2. Retention > Acquisition (Fix Churn Before Scaling Ads)
Key insight: Zomato's biggest problem isn't getting new users (app installs are cheap) — it's keeping them (75% churn after first order).
The math:
# Scenario A: Focus on acquisition (no retention fix)
new_users_per_month = 100000
month_1_retention = 0.25 # 75% churn
month_3_retention = 0.15
cac = 150 # Cost to acquire one user (ads)
ltv = 500 # Lifetime value per user
total_cost = new_users_per_month * cac # ₹1.5 crore
total_revenue = new_users_per_month * month_3_retention * ltv # ₹75 lakh
roi = (total_revenue - total_cost) / total_cost * 100 # -50% (losing money!)
# Scenario B: Fix retention first, then scale acquisition
new_users_per_month = 100000
month_1_retention = 0.40 # Improved from 25% → 40% (win-back campaigns)
month_3_retention = 0.25 # Improved from 15% → 25%
cac = 150
ltv = 800 # Higher LTV (retained users order more)
total_cost = new_users_per_month * cac # ₹1.5 crore
total_revenue = new_users_per_month * month_3_retention * ltv # ₹2 crore
roi = (total_revenue - total_cost) / total_cost * 100 # +33% (profitable!)Lesson: Fix the leaky bucket (churn) before pouring more water (acquisition). Use cohort analysis to measure retention.
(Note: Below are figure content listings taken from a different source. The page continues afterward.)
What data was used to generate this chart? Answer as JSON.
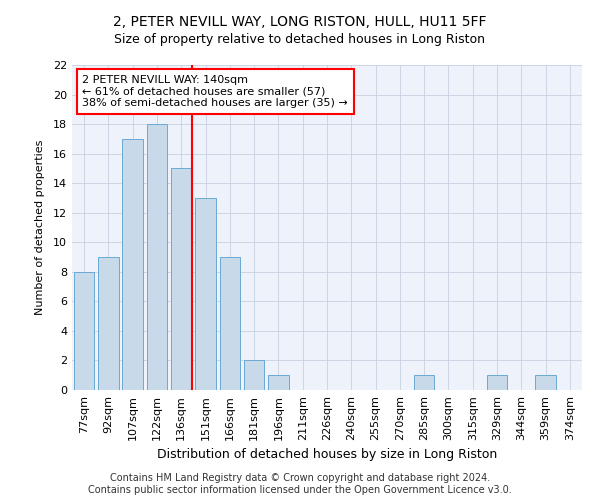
{
  "title": "2, PETER NEVILL WAY, LONG RISTON, HULL, HU11 5FF",
  "subtitle": "Size of property relative to detached houses in Long Riston",
  "xlabel": "Distribution of detached houses by size in Long Riston",
  "ylabel": "Number of detached properties",
  "categories": [
    "77sqm",
    "92sqm",
    "107sqm",
    "122sqm",
    "136sqm",
    "151sqm",
    "166sqm",
    "181sqm",
    "196sqm",
    "211sqm",
    "226sqm",
    "240sqm",
    "255sqm",
    "270sqm",
    "285sqm",
    "300sqm",
    "315sqm",
    "329sqm",
    "344sqm",
    "359sqm",
    "374sqm"
  ],
  "values": [
    8,
    9,
    17,
    18,
    15,
    13,
    9,
    2,
    1,
    0,
    0,
    0,
    0,
    0,
    1,
    0,
    0,
    1,
    0,
    1,
    0
  ],
  "bar_color": "#c8d9ea",
  "bar_edge_color": "#6aaad4",
  "marker_after_index": 4,
  "marker_label": "2 PETER NEVILL WAY: 140sqm",
  "marker_line1": "← 61% of detached houses are smaller (57)",
  "marker_line2": "38% of semi-detached houses are larger (35) →",
  "marker_color": "red",
  "ylim": [
    0,
    22
  ],
  "yticks": [
    0,
    2,
    4,
    6,
    8,
    10,
    12,
    14,
    16,
    18,
    20,
    22
  ],
  "footnote1": "Contains HM Land Registry data © Crown copyright and database right 2024.",
  "footnote2": "Contains public sector information licensed under the Open Government Licence v3.0.",
  "bg_color": "#eef2fb",
  "grid_color": "#c8d0e0",
  "title_fontsize": 10,
  "subtitle_fontsize": 9,
  "xlabel_fontsize": 9,
  "ylabel_fontsize": 8,
  "tick_fontsize": 8,
  "annot_fontsize": 8,
  "footnote_fontsize": 7
}
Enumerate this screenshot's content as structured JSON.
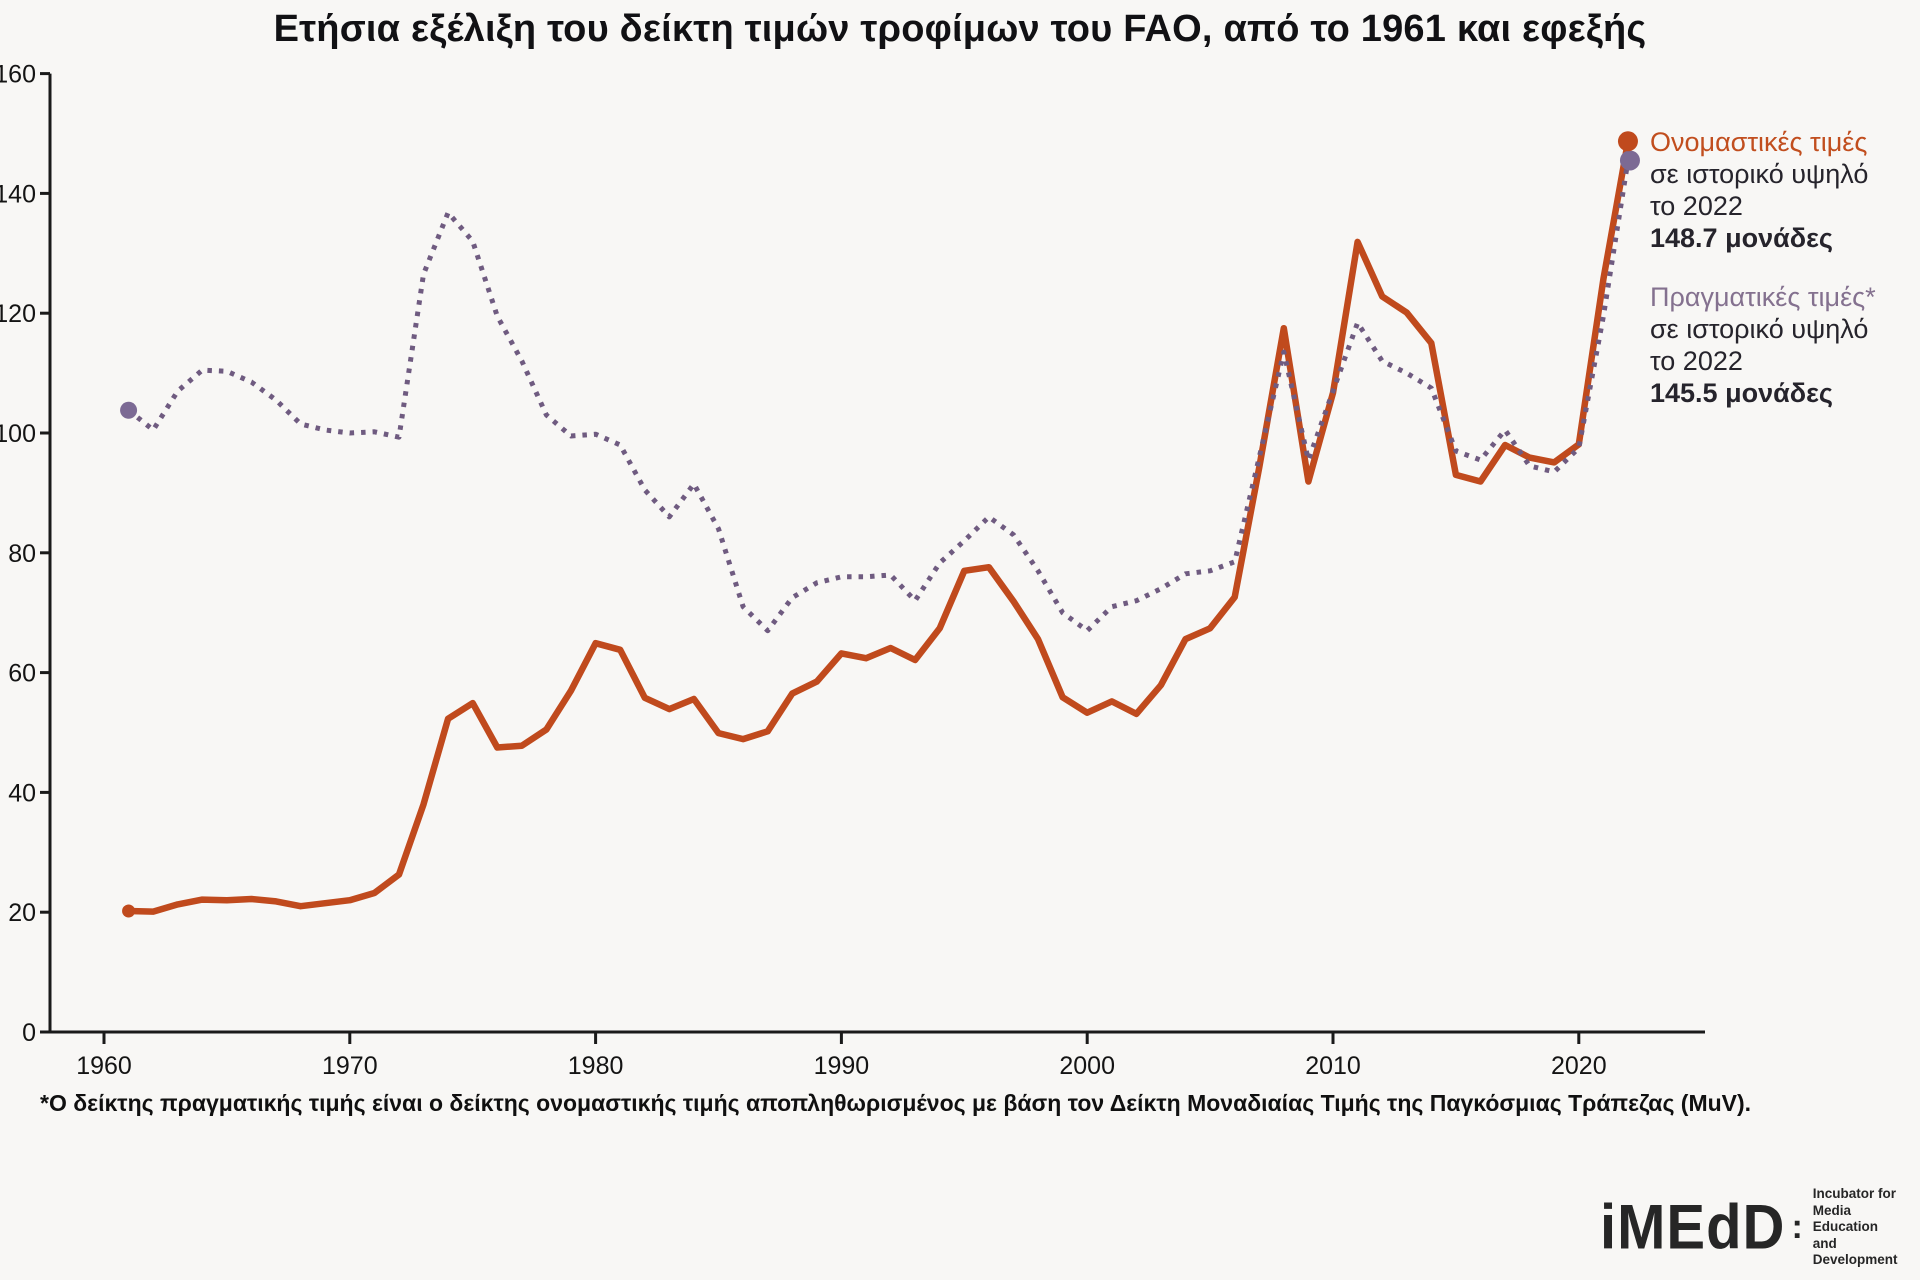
{
  "title": "Ετήσια εξέλιξη του δείκτη τιμών τροφίμων του FAO, από το 1961 και εφεξής",
  "chart_data": {
    "type": "line",
    "title": "Ετήσια εξέλιξη του δείκτη τιμών τροφίμων του FAO, από το 1961 και εφεξής",
    "xlabel": "",
    "ylabel": "",
    "ylim": [
      0,
      160
    ],
    "yticks": [
      0,
      20,
      40,
      60,
      80,
      100,
      120,
      140,
      160
    ],
    "xticks": [
      1960,
      1970,
      1980,
      1990,
      2000,
      2010,
      2020
    ],
    "grid": false,
    "legend_position": "right",
    "axis_color": "#1a1a1a",
    "x": [
      1961,
      1962,
      1963,
      1964,
      1965,
      1966,
      1967,
      1968,
      1969,
      1970,
      1971,
      1972,
      1973,
      1974,
      1975,
      1976,
      1977,
      1978,
      1979,
      1980,
      1981,
      1982,
      1983,
      1984,
      1985,
      1986,
      1987,
      1988,
      1989,
      1990,
      1991,
      1992,
      1993,
      1994,
      1995,
      1996,
      1997,
      1998,
      1999,
      2000,
      2001,
      2002,
      2003,
      2004,
      2005,
      2006,
      2007,
      2008,
      2009,
      2010,
      2011,
      2012,
      2013,
      2014,
      2015,
      2016,
      2017,
      2018,
      2019,
      2020,
      2021,
      2022
    ],
    "series": [
      {
        "name": "Ονομαστικές τιμές",
        "style": "solid",
        "color": "#c04a1d",
        "dot_color": "#c04a1d",
        "values": [
          20.2,
          20.1,
          21.3,
          22.1,
          22.0,
          22.2,
          21.8,
          21.0,
          21.5,
          22.0,
          23.2,
          26.3,
          38.0,
          52.3,
          54.9,
          47.5,
          47.8,
          50.5,
          57.0,
          64.9,
          63.8,
          55.8,
          53.9,
          55.6,
          49.9,
          48.9,
          50.2,
          56.5,
          58.5,
          63.2,
          62.4,
          64.1,
          62.1,
          67.4,
          77.0,
          77.6,
          71.9,
          65.6,
          55.9,
          53.3,
          55.2,
          53.1,
          57.9,
          65.6,
          67.4,
          72.6,
          94.3,
          117.5,
          91.9,
          106.7,
          131.9,
          122.8,
          120.1,
          115.0,
          93.0,
          91.9,
          98.0,
          95.9,
          95.1,
          98.1,
          125.7,
          148.7
        ]
      },
      {
        "name": "Πραγματικές τιμές*",
        "style": "dotted",
        "color": "#6f5b80",
        "dot_color": "#7c6a94",
        "values": [
          103.8,
          100.5,
          107.0,
          110.5,
          110.3,
          108.5,
          105.5,
          101.5,
          100.5,
          100.0,
          100.2,
          99.3,
          126.5,
          136.8,
          132.0,
          119.5,
          112.0,
          103.0,
          99.5,
          99.8,
          98.0,
          90.5,
          86.0,
          91.5,
          84.0,
          71.0,
          67.0,
          72.5,
          75.0,
          76.0,
          76.0,
          76.3,
          72.0,
          78.3,
          82.0,
          86.0,
          83.0,
          77.0,
          70.0,
          67.0,
          71.0,
          72.0,
          74.0,
          76.5,
          77.0,
          78.5,
          96.0,
          113.5,
          95.5,
          107.0,
          118.4,
          112.0,
          110.0,
          107.5,
          97.0,
          95.5,
          100.5,
          94.5,
          93.5,
          97.5,
          119.5,
          145.5
        ]
      }
    ]
  },
  "legend": {
    "nominal": {
      "title": "Ονομαστικές τιμές",
      "line2": "σε ιστορικό υψηλό",
      "line3": "το 2022",
      "value": "148.7 μονάδες"
    },
    "real": {
      "title": "Πραγματικές τιμές*",
      "line2": "σε ιστορικό υψηλό",
      "line3": "το 2022",
      "value": "145.5 μονάδες"
    }
  },
  "footnote": {
    "text": "*Ο δείκτης πραγματικής τιμής είναι ο δείκτης ονομαστικής τιμής αποπληθωρισμένος με βάση τον Δείκτη Μοναδιαίας Τιμής της Παγκόσμιας Τράπεζας (MuV)."
  },
  "logo": {
    "wordmark": "iMEdD",
    "colon": ":",
    "tagline1": "Incubator for",
    "tagline2": "Media Education",
    "tagline3": "and Development"
  },
  "colors": {
    "background": "#f8f7f5",
    "nominal_orange": "#c04a1d",
    "real_purple": "#6f5b80",
    "real_dot_purple": "#7c6a94",
    "text_dark": "#26242c"
  }
}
3. Personalization Works at All Stages (Not Just Recommendations)
Key insight: Zomato personalizes everything — recommendations, offers, notifications, email subject lines.
Examples:
- Recommendations: Contextual ranking (lunch vs dinner)
- Offers: Win-back discounts based on LTV (high-value users get better offers)
- Notifications: Sent at user's typical order time (12:30 PM lunch, 8 PM dinner)
- Email subject lines: A/B tested ("Order your favorite biryani" vs "10% OFF today")
How to apply this to job search:
-
Generic cover letter: "I'm a data analyst with SQL and Python skills" → Recruiter thinks: "Like 100 other applicants"
-
Personalized cover letter: "I noticed Zomato is hiring for a Growth Analyst role focused on retention. I built a churn prediction model using cohort analysis and win-back campaigns (see portfolio project), which aligns with your need for reducing Month 1 churn from 30% → 20%." → Recruiter thinks: "This person understands our problem!"
The best analysts personalize everything — just like Zomato personalizes for each user.